Hay una isla deshabitada y volcánica en el archipiélago Izu que se llama Esposa de Lot. Un pedrusco japonés de espaldas al mundo. El suelo abisal que sostiene la roca podría entrar en erupción en cualquier momento. Si las aguas estallaran, la sal se desharía despacio en el agua hirviendo, dibujaría elipses y torbellinos, lenguas de lava, extensiones pegajosas de tierra ardiente. La piedra saltaría en llamas para volver al suelo y arraigarse en el lecho del océano Pacífico: «Me arrastré y emprendí el vuelo / hasta que del cielo cayeron las tinieblas, / la grava hirviente y los pájaros muertos. / Di vueltas y más vueltas sobre mí misma, sin aliento. / Hubiera pensado, quien verme hubiere podido, que bailaba», escribió Wisława Szymborska que dijo la mujer de Lot. Una isla de sal, improbable y distante, ejecuta en un mar remoto un movimiento apenado alrededor de su eje, un gesto de danza oriental, un baile de fuego y de muerte, y mientras yo, en mi sofá, estoy cediendo mi carne a la lágrima salada de la esposa de Lot.
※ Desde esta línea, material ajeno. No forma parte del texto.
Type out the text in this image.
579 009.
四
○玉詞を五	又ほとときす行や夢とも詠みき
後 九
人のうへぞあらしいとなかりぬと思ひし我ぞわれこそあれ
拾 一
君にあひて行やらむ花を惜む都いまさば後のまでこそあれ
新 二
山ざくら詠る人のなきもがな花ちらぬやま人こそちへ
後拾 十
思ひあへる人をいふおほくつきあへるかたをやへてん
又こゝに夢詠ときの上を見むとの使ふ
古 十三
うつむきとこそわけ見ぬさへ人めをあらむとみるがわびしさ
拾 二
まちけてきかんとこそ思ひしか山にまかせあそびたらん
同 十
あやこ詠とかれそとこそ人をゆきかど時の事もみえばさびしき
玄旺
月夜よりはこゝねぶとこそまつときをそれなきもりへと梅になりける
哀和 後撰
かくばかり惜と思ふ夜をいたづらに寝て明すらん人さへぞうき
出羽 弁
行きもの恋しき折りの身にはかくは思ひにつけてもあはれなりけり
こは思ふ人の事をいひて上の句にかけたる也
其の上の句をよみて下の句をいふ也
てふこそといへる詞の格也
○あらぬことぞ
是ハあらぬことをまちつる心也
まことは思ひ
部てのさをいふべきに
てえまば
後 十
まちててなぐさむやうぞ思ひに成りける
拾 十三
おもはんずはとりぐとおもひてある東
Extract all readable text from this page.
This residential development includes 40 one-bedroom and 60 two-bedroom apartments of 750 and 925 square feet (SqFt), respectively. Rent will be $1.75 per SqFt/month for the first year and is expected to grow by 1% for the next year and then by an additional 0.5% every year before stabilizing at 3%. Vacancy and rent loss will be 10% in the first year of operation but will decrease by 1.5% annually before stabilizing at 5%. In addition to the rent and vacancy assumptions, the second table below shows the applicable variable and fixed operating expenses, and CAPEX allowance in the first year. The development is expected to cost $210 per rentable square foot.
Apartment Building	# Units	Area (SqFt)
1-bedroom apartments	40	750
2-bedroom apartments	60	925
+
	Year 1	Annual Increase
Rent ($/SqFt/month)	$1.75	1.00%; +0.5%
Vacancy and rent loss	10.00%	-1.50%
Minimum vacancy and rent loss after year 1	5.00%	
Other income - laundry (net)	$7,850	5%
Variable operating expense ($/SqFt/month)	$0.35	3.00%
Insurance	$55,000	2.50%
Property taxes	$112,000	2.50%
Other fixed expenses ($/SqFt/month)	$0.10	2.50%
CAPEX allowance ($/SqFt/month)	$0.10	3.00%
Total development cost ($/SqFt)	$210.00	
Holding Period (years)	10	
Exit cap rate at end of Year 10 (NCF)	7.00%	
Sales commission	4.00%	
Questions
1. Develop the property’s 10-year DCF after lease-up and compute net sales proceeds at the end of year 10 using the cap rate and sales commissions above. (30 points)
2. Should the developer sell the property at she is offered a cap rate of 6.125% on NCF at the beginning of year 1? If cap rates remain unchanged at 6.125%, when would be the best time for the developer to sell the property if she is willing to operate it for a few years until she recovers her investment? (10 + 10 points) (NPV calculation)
Desde mi atalaya de sábanas de algodón con estampados florales danzo distopías ajenas y futuribles, pasados imposibles y presentes ingrávidos: agujeros de gusano que me tragan y me pierden, embudos por los que caigo, pasarelas que rescinden los marcos antropomórficos. Caigo en vertical por el puente de Einstein-Rosen y recojo los despojos de los cuerpos femeninos que me voy encontrando. Soy un repositorio somático de procesos culturales y de discursos políticos, una entidad antibiográfica que se encomienda a san Vito, patrón de las pesadumbres, para su trance quietista, para oficiar una danza oscura y lejana, allí donde realidad-Begoña y Begoña-ficción se funden y se disuelven en un mismo ademán de recogimiento y derrame. Una locura danzante como un llanto mineral en una pista de baile. Una fémina feliz, una mujer desquiciada que no deja de llorar piedra fundida, lava.